LineageOS support in robotnix should be considered "experimental," as it does yet have the same level of support provided for vanilla
and grapheneos
flavors.
LineageOS source metadata may be updated irregularly in robotnix, and certain modules (such as the updater) are not guaranteed to work.
Moreover, LineageOS does not appear to provide the same level of security as even the vanilla flavor, as it disables dm-verity/AVB, sets userdebug
as the default variant, and uses vendor files with unclear origin.
LineageOS support is still valuable to include as it extends support to a much wider variety of devices, and provides the base that many other Android ROMs use to customize.
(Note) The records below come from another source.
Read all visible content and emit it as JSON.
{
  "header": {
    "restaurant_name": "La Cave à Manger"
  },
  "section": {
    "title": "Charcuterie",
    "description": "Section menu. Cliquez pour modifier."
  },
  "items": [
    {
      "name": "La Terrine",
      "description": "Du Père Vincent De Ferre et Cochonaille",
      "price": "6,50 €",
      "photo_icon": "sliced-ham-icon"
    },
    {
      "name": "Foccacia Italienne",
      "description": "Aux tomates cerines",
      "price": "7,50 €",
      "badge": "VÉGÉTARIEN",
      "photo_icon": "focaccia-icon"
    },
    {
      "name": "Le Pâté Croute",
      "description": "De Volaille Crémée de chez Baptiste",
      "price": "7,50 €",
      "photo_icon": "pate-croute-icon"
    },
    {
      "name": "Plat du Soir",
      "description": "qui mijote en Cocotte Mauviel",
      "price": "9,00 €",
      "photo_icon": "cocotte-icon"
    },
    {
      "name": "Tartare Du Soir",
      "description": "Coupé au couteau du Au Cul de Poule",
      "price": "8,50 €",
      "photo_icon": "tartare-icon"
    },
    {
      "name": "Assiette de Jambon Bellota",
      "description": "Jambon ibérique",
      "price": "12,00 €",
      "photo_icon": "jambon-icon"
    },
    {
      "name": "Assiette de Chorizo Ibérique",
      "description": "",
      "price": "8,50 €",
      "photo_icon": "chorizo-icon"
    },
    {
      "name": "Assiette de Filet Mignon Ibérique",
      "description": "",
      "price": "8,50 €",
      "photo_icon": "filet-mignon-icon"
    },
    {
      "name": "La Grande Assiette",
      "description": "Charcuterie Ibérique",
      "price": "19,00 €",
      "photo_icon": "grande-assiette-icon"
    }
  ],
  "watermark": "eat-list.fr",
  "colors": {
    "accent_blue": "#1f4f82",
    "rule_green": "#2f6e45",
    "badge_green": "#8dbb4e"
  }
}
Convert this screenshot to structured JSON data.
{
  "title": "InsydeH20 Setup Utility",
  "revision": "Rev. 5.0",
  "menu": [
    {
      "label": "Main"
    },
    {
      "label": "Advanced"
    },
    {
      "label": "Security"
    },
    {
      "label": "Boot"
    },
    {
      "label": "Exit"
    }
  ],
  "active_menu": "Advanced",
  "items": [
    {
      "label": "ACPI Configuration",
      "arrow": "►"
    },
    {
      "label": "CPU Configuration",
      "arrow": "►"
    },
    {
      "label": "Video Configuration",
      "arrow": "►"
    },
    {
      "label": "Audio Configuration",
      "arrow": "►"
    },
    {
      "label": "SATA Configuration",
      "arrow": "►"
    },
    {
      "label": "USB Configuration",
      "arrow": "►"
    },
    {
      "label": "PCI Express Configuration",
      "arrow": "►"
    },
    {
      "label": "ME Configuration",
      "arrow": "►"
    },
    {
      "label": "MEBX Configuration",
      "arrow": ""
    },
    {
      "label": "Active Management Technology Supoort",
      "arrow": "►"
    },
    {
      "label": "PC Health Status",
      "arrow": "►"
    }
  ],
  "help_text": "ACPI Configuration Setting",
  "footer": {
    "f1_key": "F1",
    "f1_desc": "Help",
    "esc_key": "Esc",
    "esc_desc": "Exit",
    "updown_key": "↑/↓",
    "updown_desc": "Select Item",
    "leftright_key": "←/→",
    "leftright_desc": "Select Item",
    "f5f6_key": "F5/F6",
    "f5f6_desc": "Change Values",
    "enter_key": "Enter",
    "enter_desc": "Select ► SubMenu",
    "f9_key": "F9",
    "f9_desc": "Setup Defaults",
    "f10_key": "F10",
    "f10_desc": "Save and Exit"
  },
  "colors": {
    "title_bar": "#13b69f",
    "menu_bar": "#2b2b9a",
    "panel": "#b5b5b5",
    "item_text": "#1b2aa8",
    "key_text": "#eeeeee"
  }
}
Contributions and fixes from LineageOS users are especially welcome!
For devices with "boot-as-recovery", the typical LineageOS flashing process involves first producing a boot.img
and ota
, flashing boot.img
with fastboot, and then sideloading the ota
in recovery mode.
The boot.img
and ota
targets can be built using nix-build ... -A bootImg
or nix-build ... -A ota
, respectively.
Check the upstream documentation for your particular device before following the above instructions.
Anbox
Anbox is a Free and open-source container-based approach at running Android on Linux systems.
Anbox support may be enabled by setting flavor = "anbox";
.
At the time of writing, support is experimental. Given that Anbox is based on an older Android release (7), support for Robotnix options is not guaranteed.
Waydroid
Waydroid is a Free and open-source container-based approach at running Android on Linux systems.
Waydroid support may be enabled by setting device and flavor, e.g. device="x86_64"; flavor="waydroid";
.
LineageOS based system/vendor images can be built using nix-build ... -A config.build.waydroid
.
At the time of writing, support is experimental.